AI and the death of expertise


Apakah artificial intelegent mampu menggantikan kepakaran? Atau sebelum muncul AI kepakaran memang sudah mati? Sehingga AI mendapatkan posisi yang menguntungkan? Kita simak saja pembahasan dibawah ini.

Sebelum kita bahas AI, kita akan ulas dulu soal matinya kepakaran, atau dalam bahasa inggris disebut dengan the death of expertise. Apa itu matinya kepakaran? Nah, menurut Tom Nichols dalam buku yang berjudul sama menyebutkan bahwa matinya kepakaran adalah era dimana manusia sudah tidak lagi percaya pada ahli atau pakar pada bidang tertentu, akibatnya semua manusia berhak memiliki kebenaran versi dirinya dan memegang kendali atas hal tersebut. Matinya kepakaran ini ditandai dengan semua society percaya bahwa dirinya pakar dalam semua hal lalu memilih menolak argumentasi pakar. 

Jangan heran jika era ini banyak gelar profesor di medsos tanpa kredibilitas yang teruji, tapi anehnya masyarakat mempercayai. Masa ada orang yang baru baca buku sehari jadi ahli? Nah ini era matinya kepakaran. Saya kira pesan Imam Syafi'i perlu direnungkan juga yah, bahwa ketika beliau mendapatkan ilmu baru semakin merasa bodoh. Kalau begitu, Imam Syafi'i tidak merasa pintar dan ahli, padahal track record keilmuannya sangat teruji. Hari ini banyak sekali yang mengaku ahli padahal belajar baru sehari. 

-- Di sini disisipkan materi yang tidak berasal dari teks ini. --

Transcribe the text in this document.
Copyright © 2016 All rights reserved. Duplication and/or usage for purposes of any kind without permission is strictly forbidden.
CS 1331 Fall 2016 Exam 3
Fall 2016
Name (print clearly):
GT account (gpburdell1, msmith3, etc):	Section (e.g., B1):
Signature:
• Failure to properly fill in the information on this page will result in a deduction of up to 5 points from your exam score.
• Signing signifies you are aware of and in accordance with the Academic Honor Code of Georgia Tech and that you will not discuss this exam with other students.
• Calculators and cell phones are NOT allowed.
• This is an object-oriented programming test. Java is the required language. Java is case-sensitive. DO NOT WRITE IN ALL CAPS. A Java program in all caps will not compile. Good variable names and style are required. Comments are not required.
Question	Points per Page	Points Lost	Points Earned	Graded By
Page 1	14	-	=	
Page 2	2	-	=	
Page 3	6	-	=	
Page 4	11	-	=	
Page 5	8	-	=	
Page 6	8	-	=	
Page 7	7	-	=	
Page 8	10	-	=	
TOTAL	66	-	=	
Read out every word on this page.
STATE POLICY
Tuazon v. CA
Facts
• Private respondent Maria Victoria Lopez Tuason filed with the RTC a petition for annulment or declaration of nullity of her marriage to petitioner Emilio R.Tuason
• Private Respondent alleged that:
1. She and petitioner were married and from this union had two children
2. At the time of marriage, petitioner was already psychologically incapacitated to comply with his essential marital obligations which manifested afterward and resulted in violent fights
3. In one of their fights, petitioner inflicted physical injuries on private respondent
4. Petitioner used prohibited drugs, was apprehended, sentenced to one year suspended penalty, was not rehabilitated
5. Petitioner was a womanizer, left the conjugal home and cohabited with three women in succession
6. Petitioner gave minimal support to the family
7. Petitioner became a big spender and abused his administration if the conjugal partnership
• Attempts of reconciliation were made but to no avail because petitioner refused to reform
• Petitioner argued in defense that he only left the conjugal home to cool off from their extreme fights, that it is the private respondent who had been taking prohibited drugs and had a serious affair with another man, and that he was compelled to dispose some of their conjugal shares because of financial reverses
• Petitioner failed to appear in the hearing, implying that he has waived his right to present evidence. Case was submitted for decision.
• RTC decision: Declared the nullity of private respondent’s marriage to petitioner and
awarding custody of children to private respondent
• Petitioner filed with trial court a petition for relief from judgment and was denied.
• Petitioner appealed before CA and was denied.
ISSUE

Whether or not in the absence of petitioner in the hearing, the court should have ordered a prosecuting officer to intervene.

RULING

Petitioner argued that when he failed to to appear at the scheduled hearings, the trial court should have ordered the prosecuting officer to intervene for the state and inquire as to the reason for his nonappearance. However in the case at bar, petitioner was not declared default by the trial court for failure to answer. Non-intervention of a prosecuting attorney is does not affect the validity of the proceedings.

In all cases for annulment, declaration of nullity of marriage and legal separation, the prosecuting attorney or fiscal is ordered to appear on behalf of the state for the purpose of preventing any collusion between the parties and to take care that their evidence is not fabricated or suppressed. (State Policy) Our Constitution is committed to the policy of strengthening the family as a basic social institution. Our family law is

Pokoknya, cirinya adalah pendapat ahli tidak dihargai dan masyarakat bebas berpendapat dengan melawan pengetahuan yang sudah mapan. Tom Nichol menyampaikan lagi bahwa hari ini kita hidup di era banyak orang merasa pendapat mereka sama berharganya dengan pendapat ahli. Akhirnya banyak manusia menolak total pada pengetahuan yang sudah terbukti dan teruji. Semua orang bisa jadi psikolog, semua orang bisa jadi filsuf dll dengan menolak pendapat ahli filsafat dan ahli psikologi. 

Tom Nichols juga mengingatkan bahwa hari ini media sosial membuka akses selebar mungkin sehingga memungkinkan semua orang menerima dan berpendapat sebebasnya. Tapi ini membuat kita rentan miss-informasi. Internet memberikan akses opini masyarakat yang begitu luas tanpa bergantung pada kepakarannya. Tidak heran jika efeknya adalah suara pakar menjadi tenggelam disebabkan opini masyarakat yang tidak berdasar.

Dan fenomena ini semakin diperparah dengan hadirnya artificial intelegent. Faktanya masyarakat tidak terkecuali mahasiswa lebih mempercayai mesin pencari ketimbang buku-buku yang seharusnya menjadi santapan mereka. Efeknya adalah kematangan intelektual mahasiswa tidak terbentuk dengan optimal, karena keseringan disuguhkan dengan penemuan, opini yang sifatnya instan. Kalau masyarakat mahasiswa memilih AI sebagai jalan penyelesaian atau penelitian tanpa terjun kelapangan melahap lembaran-lembaran kertas, maka dia gagal dan tidak perlu jadi mahasiswa. Buat apa buang-buang waktu duduk di bangku kampus yang ujungnya hanya mencaplok penemuan hasil AI?

Saya kira hari ini matinya kepakaran tidak hanya bentuk distrust saja. Tapi pelarian masyarakat atau mahasiswa pada pemanfaatan yang sifatnya instans termasuk matinya kepakaran. Akibatnya intelektual mereka menjadi mentah dan prematur. Jangan aneh jika satu saat AI adalah benar dan pakar adalah salah. 

Era sekarang adalah era penggiringan manusia pada tawaran yang menggiurkan, dimana manusia terjebak pada kenyamanan otomatisasi. Segalanya bisa dicari dalam hitungan detik, argumentasi mesin pencari di terima tanpa ditimbang dan diperhatikan, opini ditentukan oleh algoritma  yang menyesuaikan dengan kebiasaan manusia. Makanya era ini berpikir kritis adalah perlawanan dan pemberontakan karena bukan lagi kempanan. Jika begitu maka analisis tajam dari hasil mesin pencari adalah bentuk perlawanan dan keberanian intelektual. 

"Teknologi menggoda kita untuk berhenti berpikir. Di era AI, berpikir kritis adalah pemberontakan"

Sherry Turkle

Terakhir, Tom Nichol memberi pesan bahwa orang yang merasa cerdas karena telah mencari di internet, sama seperti orang yang berpikir mereka perenang yang hebat hanya karena basah setelah melewati hujan badai.